The real story behind the Ethiopian regime vs. Starbucks brawl over trademark

Oxfam, an international NGO, has launched a massive petition drive demanding Starbucks to allow the government of Ethiopia trademark its famous coffee bean names–Sidamo, Harar and Yirgacheffe. Starbucks then has to pay a huge amount of money in royalty fees to the government of Ethiopia for branding these names.

Oxfam argues that royalty fees from the trademark, estimated to be over $80 million per year, would go to the coffee bean growers–the poor farmers.

This is far from the truth. Most of the money would be going to close family members of Meles Zenawi and Sheik Al Amoudi who control much of the country’s agricultural, mining, transportation and other industries. The rest would go to the Federal Police and the Agazi, Meles Zenawi’s private militia.

Oxfam cannot claim to be ignorant of the fact that the Ethiopian dictatorship of Meles Zenawi is one of the most corrupt governments in the world. Just recently, when the auditor general of Ethiopia reported the misappropriation and disappearance of billions of dollars from the government’s treasury, Meles fired him, even though only the parliament has the authority to hire or fire the federal auditor.

Ethiopian farmers are poor and will stay poor as long as the parasitic dictatorship continues to deny their democratic and civil rights, brutalize them when they protest, and divide them along ethnic and religious lines, instigating communal conflicts, and spend most of the country’s resources on military, and not on education and other social services.

Oxfam’s stated goal is “to find lasting solutions to poverty, suffering and injustice.” We would like to remind Oxfam that the main source of poverty, suffering and injustice in Ethiopia is not Starbucks. It is the brutal dictatorship of Meles Zenawi. Oxfam has yet to say any thing about the brutal treatment of poor farmers, and the people of Ethiopia, in general, by the ruling Marxist junta.

Starbucks deserves credit for giving Ethiopia’s coffee the prominence it deserves in the world market. Ethiopians around the world are proud to see the names Sidamo, Harar, and Yirgacheffe in Starbucks coffee shops around the world.

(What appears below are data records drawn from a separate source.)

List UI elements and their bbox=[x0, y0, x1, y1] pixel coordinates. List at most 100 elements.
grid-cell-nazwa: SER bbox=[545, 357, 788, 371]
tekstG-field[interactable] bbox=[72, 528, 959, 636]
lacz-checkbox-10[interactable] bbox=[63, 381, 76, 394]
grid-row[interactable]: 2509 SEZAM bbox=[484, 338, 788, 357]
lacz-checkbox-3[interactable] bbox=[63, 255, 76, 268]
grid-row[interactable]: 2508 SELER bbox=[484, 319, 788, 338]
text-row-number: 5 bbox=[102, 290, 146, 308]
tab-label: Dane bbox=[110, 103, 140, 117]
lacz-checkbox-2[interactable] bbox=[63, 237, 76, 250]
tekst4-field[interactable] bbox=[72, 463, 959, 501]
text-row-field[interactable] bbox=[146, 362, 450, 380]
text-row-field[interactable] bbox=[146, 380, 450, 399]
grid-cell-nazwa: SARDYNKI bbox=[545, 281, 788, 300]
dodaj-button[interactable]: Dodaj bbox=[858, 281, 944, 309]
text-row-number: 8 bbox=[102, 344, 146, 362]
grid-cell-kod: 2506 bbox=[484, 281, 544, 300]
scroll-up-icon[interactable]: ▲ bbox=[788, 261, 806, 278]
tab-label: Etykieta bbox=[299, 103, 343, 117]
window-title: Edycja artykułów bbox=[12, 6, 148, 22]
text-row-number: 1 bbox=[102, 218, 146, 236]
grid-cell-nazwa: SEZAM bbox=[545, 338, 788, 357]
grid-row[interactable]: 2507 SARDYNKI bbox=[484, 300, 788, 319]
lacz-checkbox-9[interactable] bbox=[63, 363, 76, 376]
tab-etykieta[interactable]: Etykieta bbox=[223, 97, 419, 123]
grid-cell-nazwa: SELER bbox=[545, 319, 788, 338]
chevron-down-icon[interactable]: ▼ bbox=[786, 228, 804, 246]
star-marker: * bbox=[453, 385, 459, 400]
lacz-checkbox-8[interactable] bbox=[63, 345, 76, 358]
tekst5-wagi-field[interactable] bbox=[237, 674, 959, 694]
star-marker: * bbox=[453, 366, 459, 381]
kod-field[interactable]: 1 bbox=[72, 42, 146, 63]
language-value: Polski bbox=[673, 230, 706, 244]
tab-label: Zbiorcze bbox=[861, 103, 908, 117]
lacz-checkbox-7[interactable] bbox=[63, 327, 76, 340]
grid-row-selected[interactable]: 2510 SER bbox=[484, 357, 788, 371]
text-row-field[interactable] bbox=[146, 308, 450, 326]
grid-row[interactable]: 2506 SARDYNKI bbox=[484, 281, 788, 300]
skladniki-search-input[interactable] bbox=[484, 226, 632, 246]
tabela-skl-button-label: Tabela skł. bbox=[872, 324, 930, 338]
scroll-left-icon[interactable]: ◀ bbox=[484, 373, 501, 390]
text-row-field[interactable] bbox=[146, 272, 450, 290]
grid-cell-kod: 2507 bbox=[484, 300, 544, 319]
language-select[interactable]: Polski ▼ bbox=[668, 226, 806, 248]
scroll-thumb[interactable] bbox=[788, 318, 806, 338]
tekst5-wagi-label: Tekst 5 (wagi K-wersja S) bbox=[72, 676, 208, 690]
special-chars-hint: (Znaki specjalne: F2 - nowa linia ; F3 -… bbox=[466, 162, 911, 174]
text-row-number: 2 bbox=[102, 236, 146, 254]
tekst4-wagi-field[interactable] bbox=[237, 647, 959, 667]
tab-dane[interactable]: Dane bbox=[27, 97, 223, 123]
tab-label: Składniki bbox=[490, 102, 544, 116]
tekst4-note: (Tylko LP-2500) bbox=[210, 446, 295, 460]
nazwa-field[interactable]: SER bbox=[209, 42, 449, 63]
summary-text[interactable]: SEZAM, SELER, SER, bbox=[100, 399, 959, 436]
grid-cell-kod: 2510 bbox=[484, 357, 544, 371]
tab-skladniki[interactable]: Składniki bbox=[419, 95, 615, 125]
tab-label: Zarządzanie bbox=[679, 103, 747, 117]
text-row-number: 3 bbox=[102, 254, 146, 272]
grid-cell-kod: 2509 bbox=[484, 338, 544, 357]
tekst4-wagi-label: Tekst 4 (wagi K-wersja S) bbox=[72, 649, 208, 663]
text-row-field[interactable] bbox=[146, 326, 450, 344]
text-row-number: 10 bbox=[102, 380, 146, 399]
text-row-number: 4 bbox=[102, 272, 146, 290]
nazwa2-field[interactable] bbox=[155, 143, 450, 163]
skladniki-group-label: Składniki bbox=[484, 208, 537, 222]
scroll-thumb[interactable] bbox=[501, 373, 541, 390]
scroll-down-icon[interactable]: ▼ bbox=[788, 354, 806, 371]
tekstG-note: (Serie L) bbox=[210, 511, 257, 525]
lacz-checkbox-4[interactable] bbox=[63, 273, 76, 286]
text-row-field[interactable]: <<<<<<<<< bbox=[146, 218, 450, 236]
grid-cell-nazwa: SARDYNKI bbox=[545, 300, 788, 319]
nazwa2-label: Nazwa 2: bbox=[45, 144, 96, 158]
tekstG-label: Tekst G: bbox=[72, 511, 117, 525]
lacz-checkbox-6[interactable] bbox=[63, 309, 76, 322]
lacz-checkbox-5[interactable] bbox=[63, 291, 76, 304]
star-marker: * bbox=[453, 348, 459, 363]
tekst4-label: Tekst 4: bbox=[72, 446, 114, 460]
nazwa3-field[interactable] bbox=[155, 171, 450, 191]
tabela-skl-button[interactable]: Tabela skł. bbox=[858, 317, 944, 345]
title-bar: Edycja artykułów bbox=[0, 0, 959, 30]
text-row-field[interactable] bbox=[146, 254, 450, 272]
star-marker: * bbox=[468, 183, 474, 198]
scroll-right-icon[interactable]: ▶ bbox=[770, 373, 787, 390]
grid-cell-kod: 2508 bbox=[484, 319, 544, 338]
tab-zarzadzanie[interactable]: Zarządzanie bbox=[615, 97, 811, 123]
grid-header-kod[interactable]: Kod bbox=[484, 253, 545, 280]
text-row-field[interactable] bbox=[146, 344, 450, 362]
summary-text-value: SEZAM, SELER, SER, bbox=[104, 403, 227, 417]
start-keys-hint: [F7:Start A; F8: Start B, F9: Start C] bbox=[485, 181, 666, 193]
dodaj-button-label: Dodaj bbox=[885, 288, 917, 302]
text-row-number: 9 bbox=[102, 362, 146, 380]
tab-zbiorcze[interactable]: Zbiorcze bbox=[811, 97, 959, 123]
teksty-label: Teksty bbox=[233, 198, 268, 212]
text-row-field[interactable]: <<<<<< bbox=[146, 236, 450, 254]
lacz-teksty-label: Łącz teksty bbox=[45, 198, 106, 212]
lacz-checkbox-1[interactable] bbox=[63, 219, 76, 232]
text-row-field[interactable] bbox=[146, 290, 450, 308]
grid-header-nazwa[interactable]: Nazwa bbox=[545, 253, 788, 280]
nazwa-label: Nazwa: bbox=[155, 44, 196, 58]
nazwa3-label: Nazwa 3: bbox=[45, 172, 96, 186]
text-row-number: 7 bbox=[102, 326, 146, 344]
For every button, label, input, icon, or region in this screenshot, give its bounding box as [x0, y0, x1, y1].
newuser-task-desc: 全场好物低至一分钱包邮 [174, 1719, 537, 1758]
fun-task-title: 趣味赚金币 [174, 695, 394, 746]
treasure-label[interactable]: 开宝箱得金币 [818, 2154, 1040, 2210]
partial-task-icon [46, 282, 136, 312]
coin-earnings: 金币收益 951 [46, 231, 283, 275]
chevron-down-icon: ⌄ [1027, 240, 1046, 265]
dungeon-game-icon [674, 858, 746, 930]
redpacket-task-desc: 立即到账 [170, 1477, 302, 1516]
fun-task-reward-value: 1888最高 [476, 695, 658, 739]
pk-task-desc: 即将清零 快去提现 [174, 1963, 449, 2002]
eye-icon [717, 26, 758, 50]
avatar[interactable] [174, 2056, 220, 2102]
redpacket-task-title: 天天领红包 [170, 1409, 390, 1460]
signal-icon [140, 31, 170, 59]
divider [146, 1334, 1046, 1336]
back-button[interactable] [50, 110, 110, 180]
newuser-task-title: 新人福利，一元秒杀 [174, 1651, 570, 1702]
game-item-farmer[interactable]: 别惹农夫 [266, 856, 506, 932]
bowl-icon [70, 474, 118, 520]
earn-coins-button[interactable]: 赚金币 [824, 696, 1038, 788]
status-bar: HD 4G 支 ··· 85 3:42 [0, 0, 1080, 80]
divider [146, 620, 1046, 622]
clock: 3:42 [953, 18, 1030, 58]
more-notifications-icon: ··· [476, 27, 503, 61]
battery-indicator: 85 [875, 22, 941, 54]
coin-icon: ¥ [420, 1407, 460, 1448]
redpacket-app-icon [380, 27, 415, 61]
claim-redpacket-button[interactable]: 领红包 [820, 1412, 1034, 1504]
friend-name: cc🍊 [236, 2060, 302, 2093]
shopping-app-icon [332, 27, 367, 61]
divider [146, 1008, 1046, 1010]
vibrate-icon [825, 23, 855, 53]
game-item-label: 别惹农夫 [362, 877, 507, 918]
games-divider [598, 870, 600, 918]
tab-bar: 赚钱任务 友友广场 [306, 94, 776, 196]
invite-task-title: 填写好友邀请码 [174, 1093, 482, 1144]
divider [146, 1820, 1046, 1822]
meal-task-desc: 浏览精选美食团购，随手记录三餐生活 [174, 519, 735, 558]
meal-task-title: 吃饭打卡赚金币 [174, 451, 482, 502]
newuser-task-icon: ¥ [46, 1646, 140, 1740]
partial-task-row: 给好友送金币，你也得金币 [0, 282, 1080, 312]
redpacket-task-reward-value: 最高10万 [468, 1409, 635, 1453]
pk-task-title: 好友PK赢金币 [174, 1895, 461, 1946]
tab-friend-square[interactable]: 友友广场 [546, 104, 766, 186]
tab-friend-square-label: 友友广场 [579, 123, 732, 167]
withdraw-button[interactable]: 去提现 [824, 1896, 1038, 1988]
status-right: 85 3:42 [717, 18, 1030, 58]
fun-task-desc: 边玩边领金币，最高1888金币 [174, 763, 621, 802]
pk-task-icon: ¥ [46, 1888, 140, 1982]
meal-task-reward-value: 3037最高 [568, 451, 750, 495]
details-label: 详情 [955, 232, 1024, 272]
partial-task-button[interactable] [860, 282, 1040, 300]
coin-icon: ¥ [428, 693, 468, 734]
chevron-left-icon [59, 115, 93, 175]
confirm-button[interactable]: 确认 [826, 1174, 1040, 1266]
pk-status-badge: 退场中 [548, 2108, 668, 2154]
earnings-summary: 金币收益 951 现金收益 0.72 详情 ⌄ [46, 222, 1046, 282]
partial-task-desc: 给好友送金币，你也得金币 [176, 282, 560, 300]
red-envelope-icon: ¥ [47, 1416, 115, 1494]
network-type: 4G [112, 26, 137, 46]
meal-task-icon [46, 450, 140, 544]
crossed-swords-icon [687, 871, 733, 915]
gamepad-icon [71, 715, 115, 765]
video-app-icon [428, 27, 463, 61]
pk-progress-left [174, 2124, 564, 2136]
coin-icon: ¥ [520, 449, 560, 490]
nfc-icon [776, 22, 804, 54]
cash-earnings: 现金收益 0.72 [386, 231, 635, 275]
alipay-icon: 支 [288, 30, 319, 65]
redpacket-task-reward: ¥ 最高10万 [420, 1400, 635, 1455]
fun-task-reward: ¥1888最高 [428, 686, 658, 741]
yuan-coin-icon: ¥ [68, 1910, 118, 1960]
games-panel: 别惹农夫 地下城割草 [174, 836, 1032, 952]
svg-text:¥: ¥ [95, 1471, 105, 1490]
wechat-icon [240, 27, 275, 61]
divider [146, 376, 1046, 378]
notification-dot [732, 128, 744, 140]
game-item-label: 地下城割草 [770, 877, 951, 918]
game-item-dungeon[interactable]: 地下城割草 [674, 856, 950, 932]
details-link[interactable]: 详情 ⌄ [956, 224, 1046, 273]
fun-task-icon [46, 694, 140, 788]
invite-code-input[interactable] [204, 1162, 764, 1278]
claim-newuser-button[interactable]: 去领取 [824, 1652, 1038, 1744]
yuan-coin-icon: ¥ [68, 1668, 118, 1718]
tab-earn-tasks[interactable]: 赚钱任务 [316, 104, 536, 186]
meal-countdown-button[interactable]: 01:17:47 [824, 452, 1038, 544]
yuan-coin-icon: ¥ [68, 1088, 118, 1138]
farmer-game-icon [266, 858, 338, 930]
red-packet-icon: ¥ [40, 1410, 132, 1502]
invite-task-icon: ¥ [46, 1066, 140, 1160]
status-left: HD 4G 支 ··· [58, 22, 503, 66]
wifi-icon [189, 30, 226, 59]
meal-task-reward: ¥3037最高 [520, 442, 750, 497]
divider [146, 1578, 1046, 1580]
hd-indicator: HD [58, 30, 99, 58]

Oxfam, and others who are campaigning against Starbucks, need to explain what if the coffee giant removes these names from its shops, instead of paying the $80 million, which goes to Meles Zenawi’s pocket? How would the poor farmers benefit from that?

Ethiopian Review encourages Oxfam to stand up for the poor farmers in Ethiopia who are forced to buy environmentally unsafe fertilizers from companies that are owned by families and friends of Meles Zenawi; poor farmers who have been denied their voting rights; poor farmers who are denied access to education, health, and other services.